Weight-loss surgery more effective than drugs in real world study
London: Bariatric surgeries led to about five-times more weight loss than weekly injections of popular
GLP-1 drugs
, according to data from a real-world comparison study presented on Tuesday at the American Society for Metabolic and
Bariatric Surgery
scientific meeting in Washington.
"Clinical trials show weight loss between 15% to 21% for GLP-1s, but this study suggests that weight loss in the real world is considerably lower even for patients who have active prescriptions for an entire year," study leader Dr. Avery Brown of NYU Langone Health said in a statement.
Researchers reviewed records of 38,545 patients who were prescribed injectable semaglutide or tirzepatide between 2018 and 2024 and 12,540 patients who underwent bariatric surgery during the same period. Everyone started the study with a body mass index of at least 35, which is considered severe obesity.
Semaglutide is the main ingredient in
Novo Nordisk
's Wegovy and Ozempic, while tirzepatide is the main ingredient in
Eli Lilly
's Zepbound and Mounjaro.
At three years after undergoing sleeve gastrectomy or gastric bypass or starting the drugs, patients who underwent surgery had lost on average 24% of their starting weight, compared to about 5% for similar patients who used the drugs for at least six months and about 7% for those who took them for a year.
Brown noted that as many as 70% of GLP-1 patients may discontinue treatment within one year.
"While both patient groups lose weight, metabolic and bariatric surgery is much more effective and durable," ASMBS President Dr. Ann M. Rogers, who was not involved in the study, said in a statement.
"Those who get insufficient weight loss with GLP-1s or have challenges complying with treatment due to side effects or costs, should consider bariatric surgery as an option, or even in combination," she said.
NEW BLOOD TEST MAY REDUCE LIVER TRANSPLANT FAILURES
An experimental blood test can help surgeons catch and identify problems with newly transplanted livers at early stages, researchers say.
It's not unusual for transplanted organs and recipients' nearby tissues to sustain damage during the transplantation process. Hints of problems will show up later in routine blood tests, but identifying the precise site of the damage often requires costly imaging studies and surgical biopsies, according to a report published on Tuesday in Nature Communications.
The new test works by picking up DNA fragments left behind in the blood by dying cells. The chemical signatures on these DNA fragments can be used to identify the original cell type and where it came from, with precise detail, the researchers found.
If you can determine which part of the liver is injured - for example, the bile ducts, or the blood vessels - "you could provide a more personalized treatment approach that leads to better care for the patient," study leader Dr. Alexander Kroemer of MedStar Georgetown University Hospital in Washington, DC said in a statement.
In addition to being faster and less invasive than a traditional biopsy, the blood test is also potentially more accurate, because biopsies only sample a few spots in the liver and might miss the site of the problem, he added.
Georgetown has filed patent applications on the technology, and the research team is seeking partners to commercialize the test.
DIABETES PRECURSOR SHOWS UP ON MUSCLE ULTRASOUND
Ultrasound exams of thigh or shoulder muscles can detect
insulin resistance
at its earliest stages, researchers reported in the Journal of Ultrasound in Medicine.
"We perform a large number of shoulder ultrasounds and noticed that many patients' muscles appear unusually bright," study leader Dr. Steve Soliman of the University of Michigan said in a statement.
His team discovered in earlier studies that most of these patients have type 2 diabetes. But some had bright muscles on ultrasound even with no signs of diabetes or prediabetes.

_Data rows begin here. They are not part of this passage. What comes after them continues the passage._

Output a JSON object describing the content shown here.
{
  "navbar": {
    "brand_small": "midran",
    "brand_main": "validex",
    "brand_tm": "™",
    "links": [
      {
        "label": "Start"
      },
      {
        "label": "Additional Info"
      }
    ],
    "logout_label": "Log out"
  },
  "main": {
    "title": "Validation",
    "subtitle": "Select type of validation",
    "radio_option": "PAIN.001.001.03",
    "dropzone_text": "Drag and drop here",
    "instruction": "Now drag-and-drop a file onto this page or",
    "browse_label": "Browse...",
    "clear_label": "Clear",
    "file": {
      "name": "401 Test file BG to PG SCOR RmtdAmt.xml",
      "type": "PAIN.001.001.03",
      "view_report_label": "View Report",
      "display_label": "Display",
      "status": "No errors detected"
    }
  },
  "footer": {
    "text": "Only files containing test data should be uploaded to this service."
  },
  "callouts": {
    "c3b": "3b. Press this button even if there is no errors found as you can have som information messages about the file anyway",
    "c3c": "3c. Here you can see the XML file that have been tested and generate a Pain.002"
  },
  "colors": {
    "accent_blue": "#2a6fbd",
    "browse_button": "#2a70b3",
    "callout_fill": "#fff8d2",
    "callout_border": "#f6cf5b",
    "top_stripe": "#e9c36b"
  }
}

Subsequently, upon short-term follow-up, these patients often also developed prediabetes or type 2 diabetes.
To test the potential for noninvasive muscle ultrasound as a predictive tool for detecting the development of pre- or type 2 diabetes - potentially earlier than current methods - the researchers performed muscle ultrasounds on 25 patients who were also being evaluated for insulin resistance.
Although muscle ultrasound could detect insulin resistance and impaired insulin sensitivity, in this small study the level of brightness was not directly correlated with the degree of the condition. The researchers are recruiting more participants to continue the analysis.
The exact reason why muscle brightness on ultrasound might indicate insulin resistance is less clear than the finding that it does, the researchers said.
"Clinicians increasingly use these point-of-care and handheld ultrasound devices, sometimes called 'the stethoscope of the future,' for rapid diagnosis of various conditions," Soliman said.
"A medical assistant or clinician with little to no training could easily use this device on a patient's upper arm or thigh, as routinely as checking weight or blood pressure, and potentially flag patients as 'high risk' or 'low risk' for further testing."